Transcript
Hi, I am Dr. Liz Plowman.
Today I would like to talk about the differences between physical and occupational therapy.
Physical therapy and occupational therapy are two different professions, but we do have a lot of professional overlap, and we actually do work a lot together.
Physical therapy is going to be more focused on global movements. Those would be the larger muscle groups, mobility, balancing, walking, transferring, lifting, and improving physical activity. That would fall into the auspice of physical therapy. Occupational therapy is more focused on the specific activities that one would do. These would be more focused on how to brush one’s hair, how to write, how to handle things in the kitchen, how to cook, how to feed, how to figure out how to brush your own teeth, how to dress, and how to make that a little bit easier. That falls into occupational therapy. As I said, there is overlap. There are things that occupational therapists, or OTs, do that involves general movement and mobility, and there are things that PTs do that get into those more specific living activities. We work very, very well together. But I like to use the analogy if you think about—if one is in the hospital setting, the physical therapist is going to get you walking down the hall. The occupational therapist will make sure that you got dressed first. Physical therapy focuses on the larger muscle groups: the core, the back, the hips, the shoulders, and the legs. General movement¬—balancing, walking, mobility transfers, getting in and out of a chair, general strength, endurance conditioning, etc.
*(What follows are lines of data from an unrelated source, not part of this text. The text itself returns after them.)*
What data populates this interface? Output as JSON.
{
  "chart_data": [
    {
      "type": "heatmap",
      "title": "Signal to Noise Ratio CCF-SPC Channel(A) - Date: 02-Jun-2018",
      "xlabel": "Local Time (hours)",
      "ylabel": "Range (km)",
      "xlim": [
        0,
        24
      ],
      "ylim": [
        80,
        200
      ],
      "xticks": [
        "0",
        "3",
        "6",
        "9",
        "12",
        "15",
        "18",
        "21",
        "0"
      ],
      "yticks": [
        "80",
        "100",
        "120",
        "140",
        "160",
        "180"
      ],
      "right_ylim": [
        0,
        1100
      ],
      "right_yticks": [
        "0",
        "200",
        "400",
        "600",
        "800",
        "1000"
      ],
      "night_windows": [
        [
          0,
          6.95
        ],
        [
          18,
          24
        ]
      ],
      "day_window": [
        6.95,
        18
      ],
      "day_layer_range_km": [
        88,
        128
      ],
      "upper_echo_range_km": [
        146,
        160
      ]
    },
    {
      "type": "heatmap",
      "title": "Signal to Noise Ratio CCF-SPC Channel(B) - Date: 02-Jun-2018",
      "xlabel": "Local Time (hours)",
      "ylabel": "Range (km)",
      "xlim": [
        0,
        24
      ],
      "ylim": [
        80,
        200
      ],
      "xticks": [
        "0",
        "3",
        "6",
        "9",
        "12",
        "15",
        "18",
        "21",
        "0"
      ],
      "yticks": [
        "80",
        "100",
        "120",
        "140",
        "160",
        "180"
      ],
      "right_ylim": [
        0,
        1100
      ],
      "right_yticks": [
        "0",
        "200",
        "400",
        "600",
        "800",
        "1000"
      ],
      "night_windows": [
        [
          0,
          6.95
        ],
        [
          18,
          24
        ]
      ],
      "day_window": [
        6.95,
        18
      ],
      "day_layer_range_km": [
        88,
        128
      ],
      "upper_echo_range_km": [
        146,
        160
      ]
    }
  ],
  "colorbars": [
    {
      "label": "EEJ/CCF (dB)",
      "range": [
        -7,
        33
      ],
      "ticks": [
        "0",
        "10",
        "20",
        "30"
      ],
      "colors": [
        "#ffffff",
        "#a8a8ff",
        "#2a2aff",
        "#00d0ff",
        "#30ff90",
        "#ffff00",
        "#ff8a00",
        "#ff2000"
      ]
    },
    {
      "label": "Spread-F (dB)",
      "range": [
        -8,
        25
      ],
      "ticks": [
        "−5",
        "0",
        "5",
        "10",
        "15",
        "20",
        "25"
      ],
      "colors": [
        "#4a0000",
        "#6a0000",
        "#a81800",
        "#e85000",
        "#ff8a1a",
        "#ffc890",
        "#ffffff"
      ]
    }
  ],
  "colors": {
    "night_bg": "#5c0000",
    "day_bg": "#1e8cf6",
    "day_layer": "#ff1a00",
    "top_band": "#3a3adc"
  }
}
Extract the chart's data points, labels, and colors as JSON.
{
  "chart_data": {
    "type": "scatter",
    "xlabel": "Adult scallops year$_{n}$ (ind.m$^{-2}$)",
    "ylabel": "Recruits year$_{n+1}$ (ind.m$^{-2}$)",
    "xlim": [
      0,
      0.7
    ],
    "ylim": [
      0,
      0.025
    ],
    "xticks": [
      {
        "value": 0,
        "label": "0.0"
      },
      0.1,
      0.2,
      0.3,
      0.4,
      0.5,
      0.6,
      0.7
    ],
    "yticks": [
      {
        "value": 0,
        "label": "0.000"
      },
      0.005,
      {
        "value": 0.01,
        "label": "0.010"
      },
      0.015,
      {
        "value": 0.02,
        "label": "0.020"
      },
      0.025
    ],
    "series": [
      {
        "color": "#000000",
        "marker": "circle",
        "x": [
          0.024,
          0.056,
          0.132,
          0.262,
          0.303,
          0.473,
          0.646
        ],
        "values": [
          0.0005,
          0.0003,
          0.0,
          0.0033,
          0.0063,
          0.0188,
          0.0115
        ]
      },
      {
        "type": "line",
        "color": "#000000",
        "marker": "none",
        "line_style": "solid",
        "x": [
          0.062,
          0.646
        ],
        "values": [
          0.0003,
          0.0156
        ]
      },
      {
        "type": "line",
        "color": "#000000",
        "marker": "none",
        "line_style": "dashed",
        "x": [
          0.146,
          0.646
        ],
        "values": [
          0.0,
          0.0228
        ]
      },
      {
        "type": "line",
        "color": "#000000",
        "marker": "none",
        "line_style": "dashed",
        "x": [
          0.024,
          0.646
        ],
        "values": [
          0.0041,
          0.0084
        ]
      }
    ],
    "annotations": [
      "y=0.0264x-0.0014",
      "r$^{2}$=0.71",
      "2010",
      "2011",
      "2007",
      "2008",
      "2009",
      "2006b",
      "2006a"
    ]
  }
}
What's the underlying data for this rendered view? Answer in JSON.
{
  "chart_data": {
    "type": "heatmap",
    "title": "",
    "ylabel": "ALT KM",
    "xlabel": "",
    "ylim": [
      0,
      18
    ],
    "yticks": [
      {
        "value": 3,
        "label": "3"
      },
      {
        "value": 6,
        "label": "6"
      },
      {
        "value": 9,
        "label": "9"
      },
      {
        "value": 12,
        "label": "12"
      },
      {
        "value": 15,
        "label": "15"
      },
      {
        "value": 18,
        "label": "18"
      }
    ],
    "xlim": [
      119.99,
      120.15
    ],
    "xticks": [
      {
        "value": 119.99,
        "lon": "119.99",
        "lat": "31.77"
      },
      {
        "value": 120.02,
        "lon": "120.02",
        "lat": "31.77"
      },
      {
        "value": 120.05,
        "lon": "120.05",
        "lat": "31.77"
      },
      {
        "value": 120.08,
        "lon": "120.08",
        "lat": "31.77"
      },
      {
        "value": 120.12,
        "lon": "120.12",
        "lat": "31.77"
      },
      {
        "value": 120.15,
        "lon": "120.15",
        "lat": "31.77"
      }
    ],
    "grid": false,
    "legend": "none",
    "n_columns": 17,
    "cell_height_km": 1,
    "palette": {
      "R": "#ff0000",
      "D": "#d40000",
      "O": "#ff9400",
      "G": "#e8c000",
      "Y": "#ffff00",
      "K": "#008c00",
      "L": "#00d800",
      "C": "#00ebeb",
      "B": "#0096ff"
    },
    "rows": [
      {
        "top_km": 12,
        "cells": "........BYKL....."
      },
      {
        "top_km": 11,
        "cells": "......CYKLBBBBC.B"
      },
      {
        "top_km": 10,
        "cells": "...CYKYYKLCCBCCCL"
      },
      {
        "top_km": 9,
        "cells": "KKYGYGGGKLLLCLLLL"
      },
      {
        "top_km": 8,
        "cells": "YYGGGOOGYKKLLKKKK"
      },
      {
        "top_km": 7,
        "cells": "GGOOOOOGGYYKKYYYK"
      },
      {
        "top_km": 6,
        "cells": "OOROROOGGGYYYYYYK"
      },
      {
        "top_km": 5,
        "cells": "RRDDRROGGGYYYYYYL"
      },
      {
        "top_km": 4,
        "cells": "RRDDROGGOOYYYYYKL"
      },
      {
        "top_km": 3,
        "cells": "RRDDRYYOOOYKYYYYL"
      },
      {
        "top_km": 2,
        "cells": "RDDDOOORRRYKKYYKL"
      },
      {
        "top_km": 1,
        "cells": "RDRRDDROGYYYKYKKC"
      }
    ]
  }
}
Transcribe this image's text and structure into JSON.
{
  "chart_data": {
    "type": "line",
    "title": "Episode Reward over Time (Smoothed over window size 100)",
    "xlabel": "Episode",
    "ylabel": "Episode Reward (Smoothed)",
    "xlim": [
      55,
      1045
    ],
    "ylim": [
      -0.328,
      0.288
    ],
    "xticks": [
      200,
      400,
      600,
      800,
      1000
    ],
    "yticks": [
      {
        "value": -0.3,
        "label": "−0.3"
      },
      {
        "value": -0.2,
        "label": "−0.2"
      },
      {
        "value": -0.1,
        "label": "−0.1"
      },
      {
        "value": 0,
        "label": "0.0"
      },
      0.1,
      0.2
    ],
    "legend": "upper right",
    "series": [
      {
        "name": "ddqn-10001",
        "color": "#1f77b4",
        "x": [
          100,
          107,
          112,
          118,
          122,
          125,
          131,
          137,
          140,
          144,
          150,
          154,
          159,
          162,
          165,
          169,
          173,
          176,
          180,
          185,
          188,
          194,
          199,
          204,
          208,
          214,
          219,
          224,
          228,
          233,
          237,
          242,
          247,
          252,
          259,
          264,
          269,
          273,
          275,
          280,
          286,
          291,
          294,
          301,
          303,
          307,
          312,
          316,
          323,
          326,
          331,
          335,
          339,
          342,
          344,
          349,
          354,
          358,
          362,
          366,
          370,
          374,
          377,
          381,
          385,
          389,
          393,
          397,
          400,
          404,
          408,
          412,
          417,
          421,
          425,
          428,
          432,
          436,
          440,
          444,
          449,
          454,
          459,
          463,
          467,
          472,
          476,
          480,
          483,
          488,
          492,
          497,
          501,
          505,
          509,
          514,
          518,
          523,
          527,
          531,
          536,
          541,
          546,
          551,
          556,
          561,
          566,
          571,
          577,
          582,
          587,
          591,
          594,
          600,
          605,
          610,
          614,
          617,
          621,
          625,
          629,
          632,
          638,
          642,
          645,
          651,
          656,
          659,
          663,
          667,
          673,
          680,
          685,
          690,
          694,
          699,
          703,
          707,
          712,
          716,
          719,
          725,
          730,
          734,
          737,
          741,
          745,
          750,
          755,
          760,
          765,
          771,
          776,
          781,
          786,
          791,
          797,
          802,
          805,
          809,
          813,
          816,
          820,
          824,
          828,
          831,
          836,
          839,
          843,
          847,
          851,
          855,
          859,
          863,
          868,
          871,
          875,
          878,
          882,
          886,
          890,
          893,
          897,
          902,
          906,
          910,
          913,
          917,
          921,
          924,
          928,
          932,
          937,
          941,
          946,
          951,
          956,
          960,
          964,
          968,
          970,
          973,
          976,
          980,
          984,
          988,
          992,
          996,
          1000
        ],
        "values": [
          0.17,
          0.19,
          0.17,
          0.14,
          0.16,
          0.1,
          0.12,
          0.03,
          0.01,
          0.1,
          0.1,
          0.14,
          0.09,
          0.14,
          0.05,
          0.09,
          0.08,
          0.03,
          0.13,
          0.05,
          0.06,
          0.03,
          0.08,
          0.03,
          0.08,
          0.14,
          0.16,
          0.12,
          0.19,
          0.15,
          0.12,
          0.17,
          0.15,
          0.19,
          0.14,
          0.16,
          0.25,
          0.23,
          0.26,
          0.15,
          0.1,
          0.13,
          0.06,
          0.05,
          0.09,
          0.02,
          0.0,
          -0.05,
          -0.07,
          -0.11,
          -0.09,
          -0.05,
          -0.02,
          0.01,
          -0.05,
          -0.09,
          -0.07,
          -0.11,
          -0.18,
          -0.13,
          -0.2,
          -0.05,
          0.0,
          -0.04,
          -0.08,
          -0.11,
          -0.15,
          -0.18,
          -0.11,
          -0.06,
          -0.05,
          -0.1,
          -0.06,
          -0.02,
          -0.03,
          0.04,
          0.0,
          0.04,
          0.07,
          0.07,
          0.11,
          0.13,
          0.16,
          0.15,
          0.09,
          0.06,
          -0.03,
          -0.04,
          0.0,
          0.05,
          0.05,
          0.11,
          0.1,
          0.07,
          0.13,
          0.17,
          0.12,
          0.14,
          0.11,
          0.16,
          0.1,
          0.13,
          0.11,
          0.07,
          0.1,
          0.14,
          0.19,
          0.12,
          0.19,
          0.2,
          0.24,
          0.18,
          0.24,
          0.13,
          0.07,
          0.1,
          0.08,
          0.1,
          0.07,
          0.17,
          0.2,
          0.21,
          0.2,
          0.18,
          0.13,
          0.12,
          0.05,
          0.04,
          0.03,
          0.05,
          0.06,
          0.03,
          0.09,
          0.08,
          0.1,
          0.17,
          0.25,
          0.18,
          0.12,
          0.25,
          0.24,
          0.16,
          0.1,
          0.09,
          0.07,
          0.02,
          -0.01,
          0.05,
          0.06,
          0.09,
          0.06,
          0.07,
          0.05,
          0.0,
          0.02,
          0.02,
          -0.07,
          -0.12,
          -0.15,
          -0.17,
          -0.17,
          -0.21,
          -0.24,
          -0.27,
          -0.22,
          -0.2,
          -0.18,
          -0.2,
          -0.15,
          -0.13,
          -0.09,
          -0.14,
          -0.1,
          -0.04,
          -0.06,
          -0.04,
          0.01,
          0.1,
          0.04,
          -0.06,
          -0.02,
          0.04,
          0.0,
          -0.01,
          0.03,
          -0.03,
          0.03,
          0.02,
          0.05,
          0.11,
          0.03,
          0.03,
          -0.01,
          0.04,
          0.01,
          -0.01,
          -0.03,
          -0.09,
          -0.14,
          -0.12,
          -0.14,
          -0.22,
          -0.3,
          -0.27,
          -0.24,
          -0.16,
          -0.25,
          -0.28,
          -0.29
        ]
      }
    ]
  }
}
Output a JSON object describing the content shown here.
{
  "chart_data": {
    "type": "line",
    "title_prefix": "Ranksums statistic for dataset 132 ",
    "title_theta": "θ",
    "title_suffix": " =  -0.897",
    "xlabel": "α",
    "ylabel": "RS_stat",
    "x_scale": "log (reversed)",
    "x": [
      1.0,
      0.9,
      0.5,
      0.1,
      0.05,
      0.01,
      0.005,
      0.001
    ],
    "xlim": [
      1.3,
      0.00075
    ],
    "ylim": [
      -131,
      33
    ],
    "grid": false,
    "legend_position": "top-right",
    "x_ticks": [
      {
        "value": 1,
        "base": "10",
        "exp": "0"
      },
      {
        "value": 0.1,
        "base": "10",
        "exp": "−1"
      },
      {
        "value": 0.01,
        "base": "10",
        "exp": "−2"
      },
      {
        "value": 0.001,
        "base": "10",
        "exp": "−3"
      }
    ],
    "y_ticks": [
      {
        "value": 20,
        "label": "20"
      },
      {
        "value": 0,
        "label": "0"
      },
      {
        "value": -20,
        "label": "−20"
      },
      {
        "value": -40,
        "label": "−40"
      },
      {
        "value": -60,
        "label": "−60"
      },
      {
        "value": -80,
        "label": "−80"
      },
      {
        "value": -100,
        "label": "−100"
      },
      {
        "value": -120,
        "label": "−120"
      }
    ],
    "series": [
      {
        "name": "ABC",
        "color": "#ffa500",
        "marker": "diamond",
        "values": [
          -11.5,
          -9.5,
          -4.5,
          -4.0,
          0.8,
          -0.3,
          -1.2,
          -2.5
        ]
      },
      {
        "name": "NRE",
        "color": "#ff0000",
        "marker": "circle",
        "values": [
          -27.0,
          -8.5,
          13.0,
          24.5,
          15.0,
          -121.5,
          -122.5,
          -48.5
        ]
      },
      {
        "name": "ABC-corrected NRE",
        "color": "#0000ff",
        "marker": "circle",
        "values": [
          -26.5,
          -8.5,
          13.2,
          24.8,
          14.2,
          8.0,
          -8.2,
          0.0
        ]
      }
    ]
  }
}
Occupational therapy focuses more on specific activities of daily living—so working on modifying how one brushes the hair, brushes the teeth, grooms, feeds, ordering equipment to make those activities a little bit easier. Dressing, how to hook and fasten buttons.
For example, if you’re having issues with strength in the arms, how to get a shirt on, how to get that on over the head, how to fasten behind the back, how to get a belt around, things like that—those specific dressing-type activities fall more into occupational therapy.
So, big movement, think physical therapy. Little movement, think occupational therapy.
Physical therapy would look different for each person with myasthenia gravis depending on where they are in their journey, but it can be beneficial from down to simple things like preventing falls and energy conservation, all the way to improving physical activity, exercising, and enjoying those fun, outdoor activities.
I hope you found this video helpful. If you have any questions about myasthenia gravis or physical therapy, please talk to your health care provider.